Russia's Ambassador To Uzbekistan Visits Kazan
President Mintimer Shaimiev met with Russia's Ambassador to Uzbekistan Farit Mukhametshin on 19 April for talks on Tatarstan's role in increasing economic cooperation between Russia and Uzbekistan, as was recently discussed by the Russian and Uzbek presidents in Moscow, RFE/RL's Kazan bureau reported. Mukhametshin said following the closed-door meeting in Kazan that various ways of facilitating such cooperation were discussed, including training Uzbek industry experts at Tatar companies in return for the sharing of industrial technologies on the part of the Uzbeks.

Mukhametshin referred to the general political situation in Uzbekistan as "stable, characterized by a warm and friendly attitude toward its Russian-speaking population."

Before being transferred to the Russian Embassy in Uzbekistan, Ambassador Mukhametshin served as Tatarstan's plenipotentiary representative to the Russian Federation from 1995-99.

Tatar presidential Foreign Affairs Department head Timur Akulov said that bilateral Tatar-Uzbek trade in 2003 totaled $21 million, most of it represented by deliveries of KamAZ heavy trucks to Uzbekistan. He mentioned that Taneft oil company has expressed a special interest in offering its services for oil and gas exploration in Uzbekistan.

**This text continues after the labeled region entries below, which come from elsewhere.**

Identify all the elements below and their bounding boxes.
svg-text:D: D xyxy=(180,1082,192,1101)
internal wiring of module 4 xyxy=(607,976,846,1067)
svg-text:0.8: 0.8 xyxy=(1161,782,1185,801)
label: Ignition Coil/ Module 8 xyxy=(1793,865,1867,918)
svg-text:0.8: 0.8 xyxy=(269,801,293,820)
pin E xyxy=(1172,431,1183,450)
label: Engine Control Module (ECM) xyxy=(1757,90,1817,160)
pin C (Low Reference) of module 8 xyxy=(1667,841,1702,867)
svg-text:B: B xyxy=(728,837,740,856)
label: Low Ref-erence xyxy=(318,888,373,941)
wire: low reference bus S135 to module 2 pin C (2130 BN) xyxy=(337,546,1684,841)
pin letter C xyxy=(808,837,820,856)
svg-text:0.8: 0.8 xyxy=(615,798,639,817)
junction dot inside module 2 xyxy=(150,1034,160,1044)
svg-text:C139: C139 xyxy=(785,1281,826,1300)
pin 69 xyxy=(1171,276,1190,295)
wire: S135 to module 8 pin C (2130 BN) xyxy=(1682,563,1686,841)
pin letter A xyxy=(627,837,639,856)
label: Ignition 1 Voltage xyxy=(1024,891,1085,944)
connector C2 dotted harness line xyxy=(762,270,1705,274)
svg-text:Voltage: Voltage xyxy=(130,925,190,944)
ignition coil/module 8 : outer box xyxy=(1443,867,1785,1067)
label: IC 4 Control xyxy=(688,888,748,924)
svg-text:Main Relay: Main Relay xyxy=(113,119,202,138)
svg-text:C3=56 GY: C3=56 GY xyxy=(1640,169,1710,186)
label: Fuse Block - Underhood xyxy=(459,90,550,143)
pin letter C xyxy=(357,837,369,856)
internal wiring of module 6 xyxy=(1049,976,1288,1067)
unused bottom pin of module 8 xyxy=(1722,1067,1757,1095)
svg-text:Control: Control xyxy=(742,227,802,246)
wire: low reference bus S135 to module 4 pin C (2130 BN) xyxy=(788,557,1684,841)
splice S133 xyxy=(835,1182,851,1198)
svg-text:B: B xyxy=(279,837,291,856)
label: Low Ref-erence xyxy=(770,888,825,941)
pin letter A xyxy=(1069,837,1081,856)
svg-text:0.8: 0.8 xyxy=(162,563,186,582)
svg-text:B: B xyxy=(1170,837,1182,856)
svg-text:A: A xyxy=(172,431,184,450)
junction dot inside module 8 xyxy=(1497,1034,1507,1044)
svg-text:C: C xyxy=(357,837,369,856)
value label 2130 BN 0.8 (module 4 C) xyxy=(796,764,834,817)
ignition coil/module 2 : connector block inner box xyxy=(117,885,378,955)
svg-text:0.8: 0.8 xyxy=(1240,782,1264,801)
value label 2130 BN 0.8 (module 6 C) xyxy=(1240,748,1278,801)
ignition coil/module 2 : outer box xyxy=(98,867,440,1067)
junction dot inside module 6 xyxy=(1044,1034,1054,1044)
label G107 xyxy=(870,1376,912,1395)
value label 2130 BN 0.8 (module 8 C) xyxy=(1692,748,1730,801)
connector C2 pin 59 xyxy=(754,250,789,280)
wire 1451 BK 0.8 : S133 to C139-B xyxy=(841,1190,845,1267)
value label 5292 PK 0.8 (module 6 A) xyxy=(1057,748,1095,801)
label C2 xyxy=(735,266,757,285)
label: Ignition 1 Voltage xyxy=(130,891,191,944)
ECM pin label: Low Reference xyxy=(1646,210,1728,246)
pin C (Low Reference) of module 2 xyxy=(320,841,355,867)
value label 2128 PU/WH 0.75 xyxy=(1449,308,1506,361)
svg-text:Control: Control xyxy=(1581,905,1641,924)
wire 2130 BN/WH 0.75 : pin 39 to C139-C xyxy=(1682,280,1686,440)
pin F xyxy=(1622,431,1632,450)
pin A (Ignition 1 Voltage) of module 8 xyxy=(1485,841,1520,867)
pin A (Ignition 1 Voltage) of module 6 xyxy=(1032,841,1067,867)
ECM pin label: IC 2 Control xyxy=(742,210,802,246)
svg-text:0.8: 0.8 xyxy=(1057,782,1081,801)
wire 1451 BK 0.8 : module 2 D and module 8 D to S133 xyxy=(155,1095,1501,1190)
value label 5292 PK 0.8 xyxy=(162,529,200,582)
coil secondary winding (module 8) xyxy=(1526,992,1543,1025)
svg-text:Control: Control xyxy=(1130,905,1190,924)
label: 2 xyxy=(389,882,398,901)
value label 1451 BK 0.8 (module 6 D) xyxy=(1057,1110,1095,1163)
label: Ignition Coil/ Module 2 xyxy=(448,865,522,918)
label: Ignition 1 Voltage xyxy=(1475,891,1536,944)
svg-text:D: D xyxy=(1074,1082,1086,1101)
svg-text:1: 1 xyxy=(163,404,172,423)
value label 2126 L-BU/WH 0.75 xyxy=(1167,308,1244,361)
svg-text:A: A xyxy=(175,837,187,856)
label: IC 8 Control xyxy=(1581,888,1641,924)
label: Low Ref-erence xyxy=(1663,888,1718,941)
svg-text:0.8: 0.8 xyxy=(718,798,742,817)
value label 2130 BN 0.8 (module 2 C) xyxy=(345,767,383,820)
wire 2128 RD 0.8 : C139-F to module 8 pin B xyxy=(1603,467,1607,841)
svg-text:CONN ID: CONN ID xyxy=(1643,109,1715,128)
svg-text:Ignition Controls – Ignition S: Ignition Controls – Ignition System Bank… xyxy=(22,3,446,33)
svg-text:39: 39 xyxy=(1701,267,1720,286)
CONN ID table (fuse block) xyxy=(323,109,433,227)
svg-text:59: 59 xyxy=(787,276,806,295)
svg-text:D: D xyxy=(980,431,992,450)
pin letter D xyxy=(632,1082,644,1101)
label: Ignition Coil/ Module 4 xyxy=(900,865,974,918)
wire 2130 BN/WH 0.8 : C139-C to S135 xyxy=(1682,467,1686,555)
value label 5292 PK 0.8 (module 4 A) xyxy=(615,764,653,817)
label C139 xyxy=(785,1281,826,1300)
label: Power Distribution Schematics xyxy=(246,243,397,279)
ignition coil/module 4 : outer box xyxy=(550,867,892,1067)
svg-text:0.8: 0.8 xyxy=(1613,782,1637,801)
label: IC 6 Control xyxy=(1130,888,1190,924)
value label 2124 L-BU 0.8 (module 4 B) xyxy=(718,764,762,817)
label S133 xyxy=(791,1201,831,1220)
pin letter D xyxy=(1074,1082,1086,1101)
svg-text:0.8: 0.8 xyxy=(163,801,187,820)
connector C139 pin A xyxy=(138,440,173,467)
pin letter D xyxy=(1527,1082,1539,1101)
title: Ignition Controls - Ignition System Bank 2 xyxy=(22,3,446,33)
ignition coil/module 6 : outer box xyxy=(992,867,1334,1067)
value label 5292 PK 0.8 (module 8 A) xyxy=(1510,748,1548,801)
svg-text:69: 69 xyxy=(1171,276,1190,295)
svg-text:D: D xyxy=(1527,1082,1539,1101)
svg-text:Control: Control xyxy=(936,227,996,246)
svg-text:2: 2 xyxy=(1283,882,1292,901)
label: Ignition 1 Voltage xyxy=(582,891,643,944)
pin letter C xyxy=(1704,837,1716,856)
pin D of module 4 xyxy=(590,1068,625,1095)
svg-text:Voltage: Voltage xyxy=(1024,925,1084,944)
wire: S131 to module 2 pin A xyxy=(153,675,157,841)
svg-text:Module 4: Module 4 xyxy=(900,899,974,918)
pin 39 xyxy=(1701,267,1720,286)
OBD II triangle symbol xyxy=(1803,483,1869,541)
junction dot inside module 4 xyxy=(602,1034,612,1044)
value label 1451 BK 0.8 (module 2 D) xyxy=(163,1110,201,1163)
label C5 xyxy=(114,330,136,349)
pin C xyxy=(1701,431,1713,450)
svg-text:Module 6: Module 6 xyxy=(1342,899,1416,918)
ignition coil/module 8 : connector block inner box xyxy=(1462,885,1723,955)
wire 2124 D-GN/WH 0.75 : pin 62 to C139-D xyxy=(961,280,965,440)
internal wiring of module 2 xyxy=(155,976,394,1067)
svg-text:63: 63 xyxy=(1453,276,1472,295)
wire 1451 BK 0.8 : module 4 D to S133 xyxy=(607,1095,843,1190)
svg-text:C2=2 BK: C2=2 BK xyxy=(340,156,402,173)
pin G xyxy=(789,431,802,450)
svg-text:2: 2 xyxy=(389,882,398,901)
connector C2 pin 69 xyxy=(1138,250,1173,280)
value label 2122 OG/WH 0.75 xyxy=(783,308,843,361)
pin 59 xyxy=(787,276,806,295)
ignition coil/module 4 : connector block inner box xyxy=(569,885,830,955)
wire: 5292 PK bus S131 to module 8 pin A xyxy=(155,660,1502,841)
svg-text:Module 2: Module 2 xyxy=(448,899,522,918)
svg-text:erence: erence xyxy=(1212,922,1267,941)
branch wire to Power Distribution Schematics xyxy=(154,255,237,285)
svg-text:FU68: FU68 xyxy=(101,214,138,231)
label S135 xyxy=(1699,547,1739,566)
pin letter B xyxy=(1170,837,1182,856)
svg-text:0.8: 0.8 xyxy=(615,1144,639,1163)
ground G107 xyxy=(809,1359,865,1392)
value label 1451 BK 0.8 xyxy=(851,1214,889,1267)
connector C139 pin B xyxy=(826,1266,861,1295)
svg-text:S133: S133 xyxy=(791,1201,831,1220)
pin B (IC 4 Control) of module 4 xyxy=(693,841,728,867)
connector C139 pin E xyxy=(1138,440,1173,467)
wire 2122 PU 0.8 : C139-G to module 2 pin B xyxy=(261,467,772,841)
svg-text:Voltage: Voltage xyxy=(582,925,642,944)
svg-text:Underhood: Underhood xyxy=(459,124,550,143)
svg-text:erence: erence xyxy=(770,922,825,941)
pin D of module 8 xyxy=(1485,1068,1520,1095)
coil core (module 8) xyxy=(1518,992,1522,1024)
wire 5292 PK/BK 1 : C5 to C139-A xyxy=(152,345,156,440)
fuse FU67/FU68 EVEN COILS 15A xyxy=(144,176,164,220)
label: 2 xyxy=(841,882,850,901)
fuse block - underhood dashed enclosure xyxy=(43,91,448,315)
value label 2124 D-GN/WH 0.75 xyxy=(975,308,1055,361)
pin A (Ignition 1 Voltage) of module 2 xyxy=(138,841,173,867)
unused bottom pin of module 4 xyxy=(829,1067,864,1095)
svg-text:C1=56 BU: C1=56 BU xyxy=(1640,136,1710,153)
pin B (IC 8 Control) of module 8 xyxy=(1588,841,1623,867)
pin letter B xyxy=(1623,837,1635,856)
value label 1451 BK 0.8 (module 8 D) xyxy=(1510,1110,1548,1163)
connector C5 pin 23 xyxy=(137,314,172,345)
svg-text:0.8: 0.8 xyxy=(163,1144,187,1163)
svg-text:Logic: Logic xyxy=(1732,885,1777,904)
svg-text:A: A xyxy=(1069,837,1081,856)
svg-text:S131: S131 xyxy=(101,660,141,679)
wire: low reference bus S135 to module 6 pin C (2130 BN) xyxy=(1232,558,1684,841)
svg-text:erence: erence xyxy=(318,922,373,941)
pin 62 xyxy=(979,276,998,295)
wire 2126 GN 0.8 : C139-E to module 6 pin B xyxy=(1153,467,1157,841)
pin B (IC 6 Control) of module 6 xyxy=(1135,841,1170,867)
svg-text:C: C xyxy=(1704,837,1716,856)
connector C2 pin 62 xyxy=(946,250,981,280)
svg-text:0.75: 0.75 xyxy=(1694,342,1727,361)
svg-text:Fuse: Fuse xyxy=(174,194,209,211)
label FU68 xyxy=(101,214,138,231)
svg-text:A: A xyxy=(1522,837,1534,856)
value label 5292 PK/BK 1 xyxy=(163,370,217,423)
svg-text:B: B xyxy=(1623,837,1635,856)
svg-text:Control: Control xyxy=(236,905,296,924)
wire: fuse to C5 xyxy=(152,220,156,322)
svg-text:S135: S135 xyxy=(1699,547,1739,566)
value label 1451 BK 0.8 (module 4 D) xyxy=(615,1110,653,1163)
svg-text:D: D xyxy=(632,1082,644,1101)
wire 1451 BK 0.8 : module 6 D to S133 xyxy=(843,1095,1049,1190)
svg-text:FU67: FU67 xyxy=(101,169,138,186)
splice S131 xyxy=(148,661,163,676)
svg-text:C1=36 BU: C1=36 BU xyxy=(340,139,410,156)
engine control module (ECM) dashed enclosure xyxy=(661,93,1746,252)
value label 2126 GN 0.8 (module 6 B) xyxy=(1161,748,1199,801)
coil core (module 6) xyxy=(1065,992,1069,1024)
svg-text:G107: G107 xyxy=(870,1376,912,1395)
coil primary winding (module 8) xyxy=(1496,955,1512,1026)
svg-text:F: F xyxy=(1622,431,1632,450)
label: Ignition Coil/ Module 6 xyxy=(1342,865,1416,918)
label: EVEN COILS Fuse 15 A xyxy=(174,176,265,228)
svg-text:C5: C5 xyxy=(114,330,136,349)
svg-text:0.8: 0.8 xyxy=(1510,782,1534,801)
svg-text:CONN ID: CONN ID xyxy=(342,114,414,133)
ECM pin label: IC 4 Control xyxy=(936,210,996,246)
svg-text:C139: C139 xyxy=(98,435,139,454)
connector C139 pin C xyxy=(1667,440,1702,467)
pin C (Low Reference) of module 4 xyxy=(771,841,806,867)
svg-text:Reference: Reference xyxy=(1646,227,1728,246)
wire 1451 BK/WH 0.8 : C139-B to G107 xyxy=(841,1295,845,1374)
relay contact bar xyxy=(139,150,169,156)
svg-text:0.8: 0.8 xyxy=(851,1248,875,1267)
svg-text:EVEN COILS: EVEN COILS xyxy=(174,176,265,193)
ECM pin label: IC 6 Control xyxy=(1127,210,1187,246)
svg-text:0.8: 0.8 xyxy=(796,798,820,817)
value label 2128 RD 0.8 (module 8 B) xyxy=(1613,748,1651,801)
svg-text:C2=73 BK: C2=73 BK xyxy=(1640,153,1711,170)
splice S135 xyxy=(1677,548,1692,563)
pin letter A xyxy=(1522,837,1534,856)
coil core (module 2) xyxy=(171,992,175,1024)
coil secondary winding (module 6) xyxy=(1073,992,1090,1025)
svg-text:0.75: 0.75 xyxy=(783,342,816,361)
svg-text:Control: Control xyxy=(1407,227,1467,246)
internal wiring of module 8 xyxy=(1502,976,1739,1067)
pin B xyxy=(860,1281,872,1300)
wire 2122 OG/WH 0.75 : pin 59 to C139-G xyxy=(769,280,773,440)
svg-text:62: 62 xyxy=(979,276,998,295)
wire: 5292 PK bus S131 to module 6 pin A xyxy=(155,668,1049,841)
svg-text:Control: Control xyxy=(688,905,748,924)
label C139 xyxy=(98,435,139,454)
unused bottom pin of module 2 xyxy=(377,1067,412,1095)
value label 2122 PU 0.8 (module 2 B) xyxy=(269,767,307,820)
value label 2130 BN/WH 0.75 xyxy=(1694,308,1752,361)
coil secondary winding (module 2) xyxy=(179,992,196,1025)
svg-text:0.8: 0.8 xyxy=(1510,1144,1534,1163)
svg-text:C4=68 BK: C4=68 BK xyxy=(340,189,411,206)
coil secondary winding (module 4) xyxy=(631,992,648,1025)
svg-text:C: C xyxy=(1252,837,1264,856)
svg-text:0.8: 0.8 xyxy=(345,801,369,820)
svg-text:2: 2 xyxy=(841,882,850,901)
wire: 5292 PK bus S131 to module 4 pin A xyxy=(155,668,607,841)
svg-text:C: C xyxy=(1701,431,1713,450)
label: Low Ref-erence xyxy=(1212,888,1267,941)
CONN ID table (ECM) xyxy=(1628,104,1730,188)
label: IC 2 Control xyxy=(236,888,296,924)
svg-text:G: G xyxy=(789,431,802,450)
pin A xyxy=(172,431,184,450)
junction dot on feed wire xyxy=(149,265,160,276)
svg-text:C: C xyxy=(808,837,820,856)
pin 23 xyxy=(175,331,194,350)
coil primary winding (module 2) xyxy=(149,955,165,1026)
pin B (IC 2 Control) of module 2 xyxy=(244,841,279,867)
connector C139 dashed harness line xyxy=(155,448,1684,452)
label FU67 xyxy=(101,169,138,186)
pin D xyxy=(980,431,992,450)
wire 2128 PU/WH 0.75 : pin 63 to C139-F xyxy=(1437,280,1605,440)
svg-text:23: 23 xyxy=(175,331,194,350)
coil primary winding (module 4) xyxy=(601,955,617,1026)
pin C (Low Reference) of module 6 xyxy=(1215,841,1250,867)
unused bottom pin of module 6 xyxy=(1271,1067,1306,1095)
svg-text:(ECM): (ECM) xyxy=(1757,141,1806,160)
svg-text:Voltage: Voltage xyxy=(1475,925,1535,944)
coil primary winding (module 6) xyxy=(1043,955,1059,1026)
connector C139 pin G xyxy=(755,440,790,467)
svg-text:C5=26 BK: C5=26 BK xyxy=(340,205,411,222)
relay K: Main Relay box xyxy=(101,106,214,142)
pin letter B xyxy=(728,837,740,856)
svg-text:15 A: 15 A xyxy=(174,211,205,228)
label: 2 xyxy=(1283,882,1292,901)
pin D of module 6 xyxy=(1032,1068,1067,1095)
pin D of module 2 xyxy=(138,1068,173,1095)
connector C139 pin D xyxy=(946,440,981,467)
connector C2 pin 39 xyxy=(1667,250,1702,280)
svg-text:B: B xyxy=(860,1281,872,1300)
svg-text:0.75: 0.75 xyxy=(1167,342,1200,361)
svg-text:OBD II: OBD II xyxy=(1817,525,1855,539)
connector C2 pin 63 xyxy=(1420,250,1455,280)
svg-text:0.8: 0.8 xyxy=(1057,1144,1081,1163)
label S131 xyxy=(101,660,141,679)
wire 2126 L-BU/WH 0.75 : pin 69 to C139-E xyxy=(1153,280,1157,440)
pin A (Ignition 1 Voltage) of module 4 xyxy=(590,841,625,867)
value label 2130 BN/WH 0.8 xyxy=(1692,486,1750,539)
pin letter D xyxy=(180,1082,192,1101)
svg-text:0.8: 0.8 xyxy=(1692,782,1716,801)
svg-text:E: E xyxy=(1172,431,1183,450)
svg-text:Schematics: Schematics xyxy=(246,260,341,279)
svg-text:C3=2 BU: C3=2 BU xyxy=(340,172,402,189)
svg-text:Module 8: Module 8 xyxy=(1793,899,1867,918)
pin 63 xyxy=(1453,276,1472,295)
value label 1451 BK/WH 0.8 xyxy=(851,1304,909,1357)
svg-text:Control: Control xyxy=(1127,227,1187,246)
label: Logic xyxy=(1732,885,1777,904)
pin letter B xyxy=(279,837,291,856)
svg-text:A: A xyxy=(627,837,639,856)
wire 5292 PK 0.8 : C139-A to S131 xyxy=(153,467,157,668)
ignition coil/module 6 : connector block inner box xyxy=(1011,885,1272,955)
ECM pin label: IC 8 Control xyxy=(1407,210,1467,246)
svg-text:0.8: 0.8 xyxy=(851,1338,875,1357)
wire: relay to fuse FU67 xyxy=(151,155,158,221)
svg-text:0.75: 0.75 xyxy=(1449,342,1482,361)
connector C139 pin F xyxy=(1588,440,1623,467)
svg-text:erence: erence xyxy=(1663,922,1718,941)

Compiled by Iskender Nurmi

DAILY REVIEW FROM BASHKORTOSTAN
Supreme Court Confirms Election Of Opposition Leader As Parliament Deputy
The Bashkir Supreme Court has ordered the republic's Central Election Commission (USK) to register Anatolii Dubovskii, the opposition Rus movement leader, as a State Assembly deputy, RosBalt reported on 19 April. In the March 2003 parliamentary elections, Dubovskii received 32 percent of vote compared to 17 percent for his closest rival, but a local election commission annulled the results, saying that several polling stations in the district had power failures for a short time during the vote.

Dubovskii appealed the decision in a raion court and in the Bashkir Supreme Court. On 9 June, the Supreme Court ordered the USK to register Dubovskii as a deputy but USK failed to do so. The 19 April ruling said that delaying Dubovskii's registration as a deputy is illegal. USK representatives said they will appeal the verdict.

U.S. Diplomats Visit Ufa
U.S. Deputy Ambassador to Russia John Baerli said on 19 April in Ufa that the United States is revising its relations with the Islamic world and extending contacts with residents of Islamic states, including former Soviet republics, and at the same time cut funding for training Russians in the United States, "Kommersant" reported on 20 April. Baerli also said he has never seen such a good period in relations between the United States and Russia over the last 35 years. Those relations have a "very firm basis" and the two countries' leaders "found common language," Baerli said.

The delegation also included U.S. Yekaterinburg consul general Scott Roland and Islamic studies professor Omar Halidi, and met with Bashkir President Murtaza Rakhimov, Ufa Mayor Pavel Kachkaev, and Foreign Economic Relations and Trade Minister Boris Kolbin. Baerli said U.S. investors are interested in cooperating with Russian regions marked by economic growth, political and economic stability, and interethnic harmony like Bashkortostan. Bilateral trade between Bashkortostan and the United States dropped from its maximum of $112 million in 2000 to $34 million last year.